The Federal Communications Commission has added Apple (NASDAQ:AAPL) devices to its program monitoring smartphone broadband performance. The government agency has launched an app called the FCC Speed Test App for iPhone that helps both iPhone users and the FCC monitor the phones’ broadband speed.
The organization launched a similar app for Android devices late last year. Both apps use the same technology to test the performance of various smartphones using Wi-Fi and cellular connections. “While we believe the app is useful in informing you regarding your phone’s performance, by downloading the app you are also supporting our open broadband data program, contributing to the information we make freely available to the public on the nation’s mobile broadband performance,” the FCC said in a press release.
There are some differences between the two apps, as the Android option has the ability to periodically run in the background and test performance, while iOS users have to open the app and run the tests themselves. The iOS app also doesn’t collect as detailed information about connectivity as the Android app. The FCC assured in its press release that both versions of the app would remain ad-free and that the agency does not collect or use any kind of personal information on the app’s users.
The app is used by the agency to get a better idea of how people’s smartphones are performing around the country. “The information you do provide from testing your mobile performance will help inform everyone about the quality of broadband performance in your area,” the agency said.
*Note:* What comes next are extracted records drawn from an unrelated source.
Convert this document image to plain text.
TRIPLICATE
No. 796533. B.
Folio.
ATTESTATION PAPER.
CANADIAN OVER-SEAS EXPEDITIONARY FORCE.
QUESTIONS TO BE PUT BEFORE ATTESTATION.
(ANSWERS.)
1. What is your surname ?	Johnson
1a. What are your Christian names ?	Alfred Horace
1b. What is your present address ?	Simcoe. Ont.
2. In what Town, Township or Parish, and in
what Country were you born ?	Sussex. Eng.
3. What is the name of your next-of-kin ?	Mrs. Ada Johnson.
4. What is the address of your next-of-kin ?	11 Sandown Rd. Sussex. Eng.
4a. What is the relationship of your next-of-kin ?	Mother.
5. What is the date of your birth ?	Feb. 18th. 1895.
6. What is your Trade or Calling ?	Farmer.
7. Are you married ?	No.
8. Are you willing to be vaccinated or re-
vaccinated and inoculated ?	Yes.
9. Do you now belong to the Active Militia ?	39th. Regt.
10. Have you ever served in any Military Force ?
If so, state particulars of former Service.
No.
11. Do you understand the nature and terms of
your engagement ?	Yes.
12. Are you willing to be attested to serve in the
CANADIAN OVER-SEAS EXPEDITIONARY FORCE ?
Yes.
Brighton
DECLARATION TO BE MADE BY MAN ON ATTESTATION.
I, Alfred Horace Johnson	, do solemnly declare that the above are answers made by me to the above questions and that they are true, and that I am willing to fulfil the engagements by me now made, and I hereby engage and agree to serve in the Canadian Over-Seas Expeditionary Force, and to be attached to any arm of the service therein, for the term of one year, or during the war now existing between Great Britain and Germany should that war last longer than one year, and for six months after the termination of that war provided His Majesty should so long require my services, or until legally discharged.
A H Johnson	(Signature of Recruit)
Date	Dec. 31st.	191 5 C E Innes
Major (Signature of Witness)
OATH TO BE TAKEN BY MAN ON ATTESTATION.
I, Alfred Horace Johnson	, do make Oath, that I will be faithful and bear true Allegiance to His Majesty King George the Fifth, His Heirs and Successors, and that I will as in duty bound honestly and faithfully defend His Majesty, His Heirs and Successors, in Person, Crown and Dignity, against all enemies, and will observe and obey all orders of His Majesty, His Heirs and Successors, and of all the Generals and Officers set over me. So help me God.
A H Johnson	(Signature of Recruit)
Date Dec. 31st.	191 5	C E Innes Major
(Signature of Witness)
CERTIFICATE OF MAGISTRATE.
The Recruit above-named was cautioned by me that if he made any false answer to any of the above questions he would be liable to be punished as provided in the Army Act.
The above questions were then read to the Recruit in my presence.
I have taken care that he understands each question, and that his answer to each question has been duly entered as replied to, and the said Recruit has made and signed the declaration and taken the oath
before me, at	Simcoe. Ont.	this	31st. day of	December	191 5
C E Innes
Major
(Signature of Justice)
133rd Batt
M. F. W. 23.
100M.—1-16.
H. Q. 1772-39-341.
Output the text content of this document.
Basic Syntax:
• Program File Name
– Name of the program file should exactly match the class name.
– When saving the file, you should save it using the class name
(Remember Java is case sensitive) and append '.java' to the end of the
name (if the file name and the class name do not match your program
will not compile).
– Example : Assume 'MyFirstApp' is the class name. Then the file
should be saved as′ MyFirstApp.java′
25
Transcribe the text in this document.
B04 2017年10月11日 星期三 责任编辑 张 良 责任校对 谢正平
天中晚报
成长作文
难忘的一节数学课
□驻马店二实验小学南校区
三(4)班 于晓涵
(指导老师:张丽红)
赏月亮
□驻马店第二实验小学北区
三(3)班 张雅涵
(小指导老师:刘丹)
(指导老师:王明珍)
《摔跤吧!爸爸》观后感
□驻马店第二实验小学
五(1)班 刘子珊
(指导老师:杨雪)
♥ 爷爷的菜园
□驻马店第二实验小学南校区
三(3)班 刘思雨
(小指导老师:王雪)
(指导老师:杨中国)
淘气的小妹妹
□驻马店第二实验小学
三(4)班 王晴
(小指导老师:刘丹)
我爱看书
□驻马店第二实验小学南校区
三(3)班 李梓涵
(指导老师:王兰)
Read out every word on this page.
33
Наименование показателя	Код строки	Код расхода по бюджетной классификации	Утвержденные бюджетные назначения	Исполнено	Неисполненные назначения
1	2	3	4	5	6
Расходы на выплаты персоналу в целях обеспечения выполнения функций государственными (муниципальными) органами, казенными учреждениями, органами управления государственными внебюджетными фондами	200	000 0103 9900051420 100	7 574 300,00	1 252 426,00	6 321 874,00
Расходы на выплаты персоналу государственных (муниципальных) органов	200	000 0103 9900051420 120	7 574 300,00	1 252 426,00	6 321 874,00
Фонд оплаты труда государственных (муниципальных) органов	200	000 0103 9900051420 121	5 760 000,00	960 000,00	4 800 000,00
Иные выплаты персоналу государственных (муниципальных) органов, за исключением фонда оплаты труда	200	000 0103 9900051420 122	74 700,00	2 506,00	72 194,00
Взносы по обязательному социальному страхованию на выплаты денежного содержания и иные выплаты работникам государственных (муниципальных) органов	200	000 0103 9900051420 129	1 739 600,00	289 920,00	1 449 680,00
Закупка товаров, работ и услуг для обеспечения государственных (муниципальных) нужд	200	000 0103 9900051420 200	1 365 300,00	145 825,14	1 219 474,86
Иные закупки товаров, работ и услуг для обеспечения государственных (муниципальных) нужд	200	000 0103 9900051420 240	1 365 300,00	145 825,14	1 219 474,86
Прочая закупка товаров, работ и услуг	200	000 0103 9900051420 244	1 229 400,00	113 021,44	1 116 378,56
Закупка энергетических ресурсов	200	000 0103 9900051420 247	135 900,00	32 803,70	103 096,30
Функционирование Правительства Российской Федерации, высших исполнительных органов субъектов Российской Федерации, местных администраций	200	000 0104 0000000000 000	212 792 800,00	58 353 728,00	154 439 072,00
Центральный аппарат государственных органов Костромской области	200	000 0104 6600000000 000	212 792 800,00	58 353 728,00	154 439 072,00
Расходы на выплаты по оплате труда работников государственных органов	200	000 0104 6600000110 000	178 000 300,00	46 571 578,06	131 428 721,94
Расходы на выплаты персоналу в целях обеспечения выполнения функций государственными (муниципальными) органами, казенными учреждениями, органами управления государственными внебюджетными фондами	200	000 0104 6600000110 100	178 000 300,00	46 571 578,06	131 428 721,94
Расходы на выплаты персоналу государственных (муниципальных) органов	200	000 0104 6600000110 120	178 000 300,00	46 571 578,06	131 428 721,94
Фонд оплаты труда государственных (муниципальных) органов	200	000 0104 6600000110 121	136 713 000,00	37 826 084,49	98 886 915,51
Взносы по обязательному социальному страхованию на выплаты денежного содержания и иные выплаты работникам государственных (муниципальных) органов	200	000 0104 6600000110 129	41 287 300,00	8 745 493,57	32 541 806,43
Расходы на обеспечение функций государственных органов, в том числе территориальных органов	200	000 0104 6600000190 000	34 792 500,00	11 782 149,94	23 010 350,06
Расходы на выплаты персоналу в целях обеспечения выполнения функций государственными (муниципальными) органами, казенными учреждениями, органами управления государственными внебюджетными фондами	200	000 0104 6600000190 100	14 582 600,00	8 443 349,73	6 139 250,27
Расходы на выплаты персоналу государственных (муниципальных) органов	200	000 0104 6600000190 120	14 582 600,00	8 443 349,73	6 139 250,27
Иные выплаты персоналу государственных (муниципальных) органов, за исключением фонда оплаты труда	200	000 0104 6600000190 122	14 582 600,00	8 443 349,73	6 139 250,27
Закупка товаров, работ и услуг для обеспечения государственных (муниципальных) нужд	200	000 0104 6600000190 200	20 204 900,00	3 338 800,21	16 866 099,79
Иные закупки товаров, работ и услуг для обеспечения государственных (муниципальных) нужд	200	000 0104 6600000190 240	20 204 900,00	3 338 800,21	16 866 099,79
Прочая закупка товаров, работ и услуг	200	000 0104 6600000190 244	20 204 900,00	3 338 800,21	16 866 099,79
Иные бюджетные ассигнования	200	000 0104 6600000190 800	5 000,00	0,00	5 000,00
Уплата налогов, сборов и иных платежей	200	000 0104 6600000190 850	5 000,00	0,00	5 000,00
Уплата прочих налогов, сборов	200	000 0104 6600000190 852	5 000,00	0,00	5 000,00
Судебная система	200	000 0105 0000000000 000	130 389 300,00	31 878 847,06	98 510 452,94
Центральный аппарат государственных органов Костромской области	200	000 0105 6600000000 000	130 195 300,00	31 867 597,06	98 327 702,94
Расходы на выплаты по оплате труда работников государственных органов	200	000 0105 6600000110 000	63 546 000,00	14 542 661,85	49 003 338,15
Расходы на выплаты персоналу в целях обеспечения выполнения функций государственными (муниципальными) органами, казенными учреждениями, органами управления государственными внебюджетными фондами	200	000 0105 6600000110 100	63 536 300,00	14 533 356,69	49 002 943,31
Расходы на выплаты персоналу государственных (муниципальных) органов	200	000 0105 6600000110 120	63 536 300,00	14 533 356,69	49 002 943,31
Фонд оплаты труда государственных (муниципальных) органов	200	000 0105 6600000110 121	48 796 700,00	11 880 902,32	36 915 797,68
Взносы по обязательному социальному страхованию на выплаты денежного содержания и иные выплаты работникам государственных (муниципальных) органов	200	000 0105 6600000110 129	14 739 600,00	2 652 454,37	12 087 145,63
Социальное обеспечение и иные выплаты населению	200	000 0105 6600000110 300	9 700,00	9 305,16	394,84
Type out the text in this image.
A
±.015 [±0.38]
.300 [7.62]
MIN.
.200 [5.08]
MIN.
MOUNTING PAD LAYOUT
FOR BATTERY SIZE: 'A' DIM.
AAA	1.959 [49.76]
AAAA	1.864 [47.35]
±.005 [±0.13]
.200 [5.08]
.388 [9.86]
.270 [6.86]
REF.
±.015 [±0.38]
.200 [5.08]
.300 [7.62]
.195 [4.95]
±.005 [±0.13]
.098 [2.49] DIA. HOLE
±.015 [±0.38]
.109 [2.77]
According to the app’s description in the iTunes Store, the FCC Speed Test App monitors download and upload speeds, latency, and packet loss. The app is available for any device running iOS 7 or later, but it’s optimized for use with iPhone 5 models.
Getting Apple on board with the project was a big step forward for the FCC. While worldwide, Samsung (SSNLF.PK) devices running on Android lead the smartphone market, in the U.S. Apple is slightly ahead of Samsung and other Android phones. Recent data from NPD show that in the fourth quarter of 2013, 42 percent of U.S. smartphone owners used an Apple device. Samsung came in with a 26 percent share of the market. The launch of the new iPhone 5S and 5C boosted Apple’s share in the U.S. during the latter half of 2013. Apple had just a 35 percent U.S. market share in the same quarter in 2012.
Monitoring details about broadband performance across a wide variety of smartphone users will help the FCC and wireless companies better understand the kind of service users are getting, but users may not be motivated enough to manually perform the occasional tests required of the iOS app.